Para o programa, o tipo impõe constrições sobre as manipulações possíveis ou válidas desse objeto. Em linguagens como C++, a diferenciação dos tipos permite a seleção de uma entre diversas operações possíveis de modo particularmente significativo para o objeto referenciado.
Naturalmente, programas podem formar diversas referências ao mesmo objeto, o que causa diversas dificuldades à especificação do significado de um programa como um todo e atrapalha ferramentas de transformação de código -- o "problema de aliasing".
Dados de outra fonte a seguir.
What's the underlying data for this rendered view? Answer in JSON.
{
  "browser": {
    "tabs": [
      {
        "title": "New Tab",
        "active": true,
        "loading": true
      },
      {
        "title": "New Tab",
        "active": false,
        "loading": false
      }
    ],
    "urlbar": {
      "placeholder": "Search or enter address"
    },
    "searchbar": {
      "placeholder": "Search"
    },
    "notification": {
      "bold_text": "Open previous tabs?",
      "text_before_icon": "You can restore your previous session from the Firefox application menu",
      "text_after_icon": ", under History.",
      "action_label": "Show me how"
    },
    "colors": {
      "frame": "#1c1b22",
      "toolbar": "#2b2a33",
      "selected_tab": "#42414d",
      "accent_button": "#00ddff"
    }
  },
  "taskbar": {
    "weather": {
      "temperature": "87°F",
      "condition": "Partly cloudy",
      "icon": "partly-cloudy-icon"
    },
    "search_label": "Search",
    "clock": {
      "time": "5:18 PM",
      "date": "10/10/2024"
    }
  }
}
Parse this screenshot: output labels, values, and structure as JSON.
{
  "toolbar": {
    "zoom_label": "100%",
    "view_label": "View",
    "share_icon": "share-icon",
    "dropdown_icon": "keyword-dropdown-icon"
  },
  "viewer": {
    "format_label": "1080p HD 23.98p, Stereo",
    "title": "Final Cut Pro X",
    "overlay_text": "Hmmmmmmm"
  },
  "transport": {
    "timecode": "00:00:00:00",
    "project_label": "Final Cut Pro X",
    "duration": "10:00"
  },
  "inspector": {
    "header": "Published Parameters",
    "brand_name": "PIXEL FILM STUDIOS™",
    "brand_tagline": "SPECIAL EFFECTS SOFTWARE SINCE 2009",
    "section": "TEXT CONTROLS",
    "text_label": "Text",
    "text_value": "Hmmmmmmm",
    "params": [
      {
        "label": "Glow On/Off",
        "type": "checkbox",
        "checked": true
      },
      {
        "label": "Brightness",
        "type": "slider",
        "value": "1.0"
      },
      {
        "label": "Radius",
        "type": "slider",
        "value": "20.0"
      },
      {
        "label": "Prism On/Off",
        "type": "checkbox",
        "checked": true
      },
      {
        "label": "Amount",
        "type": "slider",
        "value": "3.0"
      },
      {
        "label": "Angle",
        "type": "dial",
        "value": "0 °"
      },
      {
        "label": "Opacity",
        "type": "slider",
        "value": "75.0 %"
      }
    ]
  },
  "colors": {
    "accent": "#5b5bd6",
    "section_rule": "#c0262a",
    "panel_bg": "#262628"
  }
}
A especificação da máquina abstrata que determina o significado de um programa deve responder de algum modo a questão: suponha uma referência a cujo tipo é A e uma referência b cujo tipo é B onde ambas denotam o mesmo objeto; suponha que um programa escreva um valor válido através de a e então leia um valor através de b; qual é o significado desse programa para A e B arbitrários?
Linguagens de tipagem fraca frequentemente realizam conversões auto-mágicas internamente de modo que o programa acima sempre possui um significado compreensível. C++ dirá que o programa acima possui em geral um significado indefinido.